Conversely, growing food for money is extremely difficult. This is probably what everyone means when they say that farming is hard: it is hard to sell food and have enough money left over to survive. We can make sitting at the computer for a single week nearly triple what we made in revenue for this entire project. If you're counting profit, the amount of time we'd have to sit at the computer goes down to two measly hours (if you count mileage driven, we're way in the red!). Exploiting petrochemical products is an easy way to make the labor of one person scale up to an increased profit, but of course at the expense of the planet. Our customers' appreciation for our work spanned the full spectrum: some are determined to get as much as possible from us in the future, others appeared inconvenienced and skeptical of the value of what we were producing. The following challenges became clear over the season:

We live in a low-income area of town, so spontaneous customers are few and far between. Many neighbors simply don't have income to spend on anything but the cheapest food. Organic is not even on their radar. Our city as a whole is not very progressive, so the odds of finding a customer that doesn't fit the profile of a loyal Wal-Mart shopper are lower than in some more forward-thinking cities. Convenience holds an extremely high value to some. Why go out of your way to buy our produce when you can just go to the supermarket and get your produce, eggs, bread, milk, cheese, and meat in one place? Some friends who wanted to support us and be our customers were still constantly making calculated decisions about their own family's finances. Many behaved cordially but had an air of skepticism about the price even though we matched our local supermarket's organic prices and tried to stuff every bag to the brim at no extra cost. Some people have disappointing palettes: arugula, chard, kale, sorrel, mustard greens, and cayennes were rejected by some customers. Optimization is important for profitability. Time and expense spent driving to and from our rural leased plot is always eating away at the profit. Realistically, you must live on the farm to maximize every minute of work and incur no travel costs. Existing local competition has a fierce loyalty. We did not attend any open farmer's markets because we heard from multiple reliable sources that customers in our city will ignore any new or unrecognized vendors. It is simply unrealistic to harvest all week and spend a day of our weekend to make a total of $25. Refrigeration is required to have produce that appears presentable. We had two standard-size refrigerators, which were the main limiting factor in the quantity that we could produce. To serve more customers, we really needed a CoolBot or other walk-in refrigerator, which we do not have the physical space to accommodate. These are also costly energy-suckers. Further research into passive or more efficient cooling methods would be extremely helpful.

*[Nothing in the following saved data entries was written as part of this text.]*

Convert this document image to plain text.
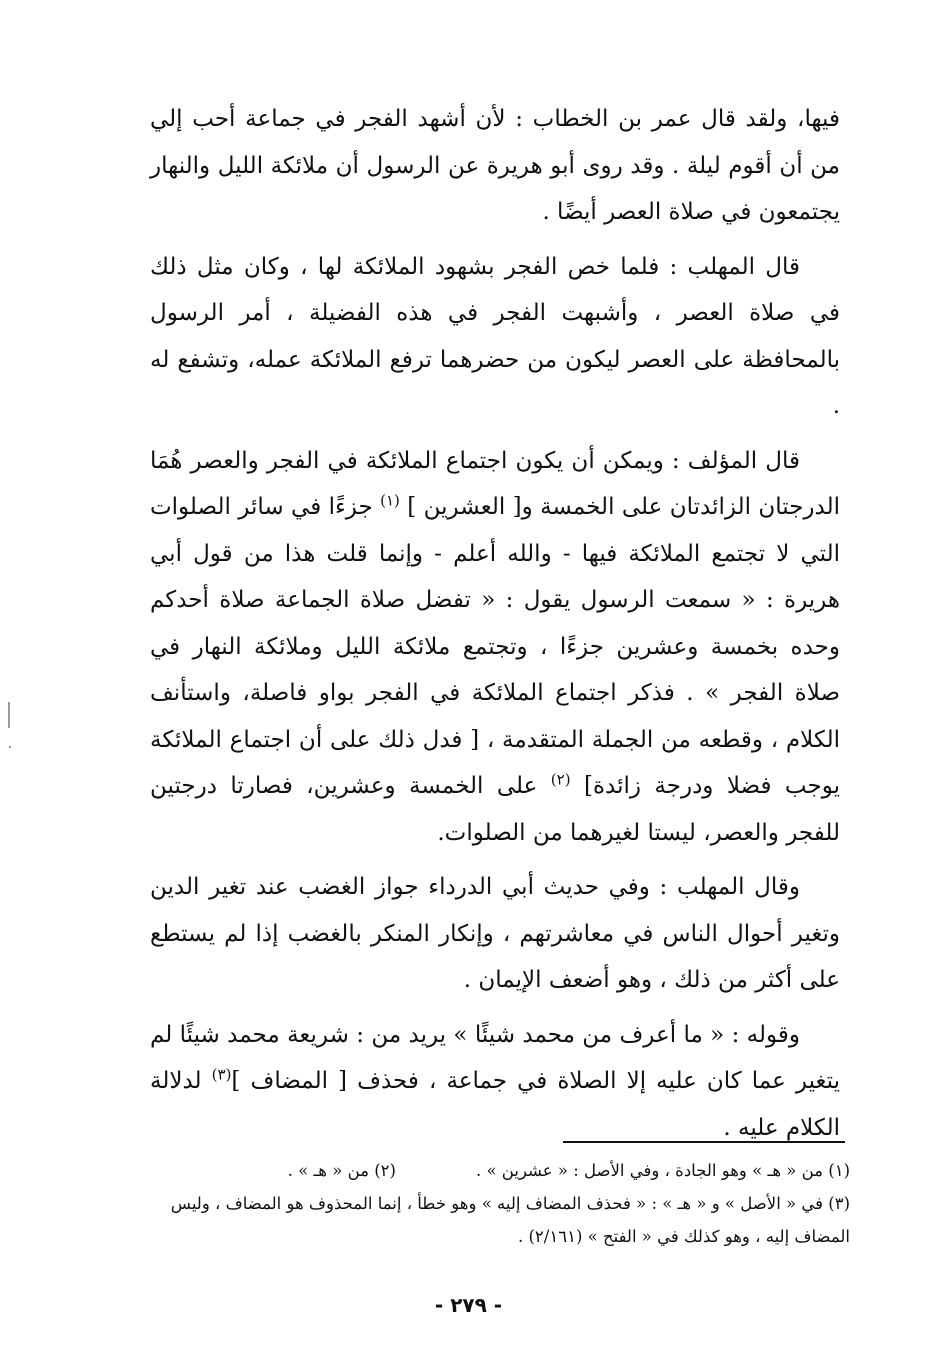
فيها، ولقد قال عمر بن الخطاب : لأن أشهد الفجر في جماعة أحب إلي من أن أقوم ليلة . وقد روى أبو هريرة عن الرسول أن ملائكة الليل والنهار يجتمعون في صلاة العصر أيضًا .

قال المهلب : فلما خص الفجر بشهود الملائكة لها ، وكان مثل ذلك في صلاة العصر ، وأشبهت الفجر في هذه الفضيلة ، أمر الرسول بالمحافظة على العصر ليكون من حضرهما ترفع الملائكة عمله، وتشفع له .

قال المؤلف : ويمكن أن يكون اجتماع الملائكة في الفجر والعصر هُمَا الدرجتان الزائدتان على الخمسة و[ العشرين ] $^{(١)}$ جزءًا في سائر الصلوات التي لا تجتمع الملائكة فيها - والله أعلم - وإنما قلت هذا من قول أبي هريرة : « سمعت الرسول يقول : « تفضل صلاة الجماعة صلاة أحدكم وحده بخمسة وعشرين جزءًا ، وتجتمع ملائكة الليل وملائكة النهار في صلاة الفجر » . فذكر اجتماع الملائكة في الفجر بواو فاصلة، واستأنف الكلام ، وقطعه من الجملة المتقدمة ، [ فدل ذلك على أن اجتماع الملائكة يوجب فضلا ودرجة زائدة] $^{(٢)}$ على الخمسة وعشرين، فصارتا درجتين للفجر والعصر، ليستا لغيرهما من الصلوات.

وقال المهلب : وفي حديث أبي الدرداء جواز الغضب عند تغير الدين وتغير أحوال الناس في معاشرتهم ، وإنكار المنكر بالغضب إذا لم يستطع على أكثر من ذلك ، وهو أضعف الإيمان .

وقوله : « ما أعرف من محمد شيئًا » يريد من : شريعة محمد شيئًا لم يتغير عما كان عليه إلا الصلاة في جماعة ، فحذف [ المضاف ]$^{(٣)}$ لدلالة الكلام عليه .

(١) من « هـ » وهو الجادة ، وفي الأصل : « عشرين » .
(٢) من « هـ » .
(٣) في « الأصل » و « هـ » : « فحذف المضاف إليه » وهو خطأ ، إنما المحذوف هو المضاف ، وليس المضاف إليه ، وهو كذلك في « الفتح » (٢/١٦١) .
- ٢٧٩ -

On a final note, one of the highlights of our very first year of farming was the feedback we received about the produce itself. Many remarked on the exquisite flavor, appearance, and longevity of our produce. This feedback further solidifies the confidence we have gained in our ability to not only grow a diverse number of crops, but to do so in such a way that yields high quality organic produce.

Moving forward we would like to explore the following:

  1. Reducing the amount of outsourced inputs required for sustaining organic matter in the soil. In an urban setting this is more difficult where there is restricted organic matter at our disposal. We are currently implementing vermiculture and standard composting systems, cover crop, mycorrhizal innoculation for nutrient transfer, and korean natural farming techniques which utilize indigenous microorganisms.
  2. Measure the nutrient density of our crops through Brix refractometer readings as a method of analysis for continued quality improvement.
  3. Expanding our propagation potential by adding a modest greenhouse.
  4. Considering the potential for a trade-based, rather than monetary, exchange program for goods produced.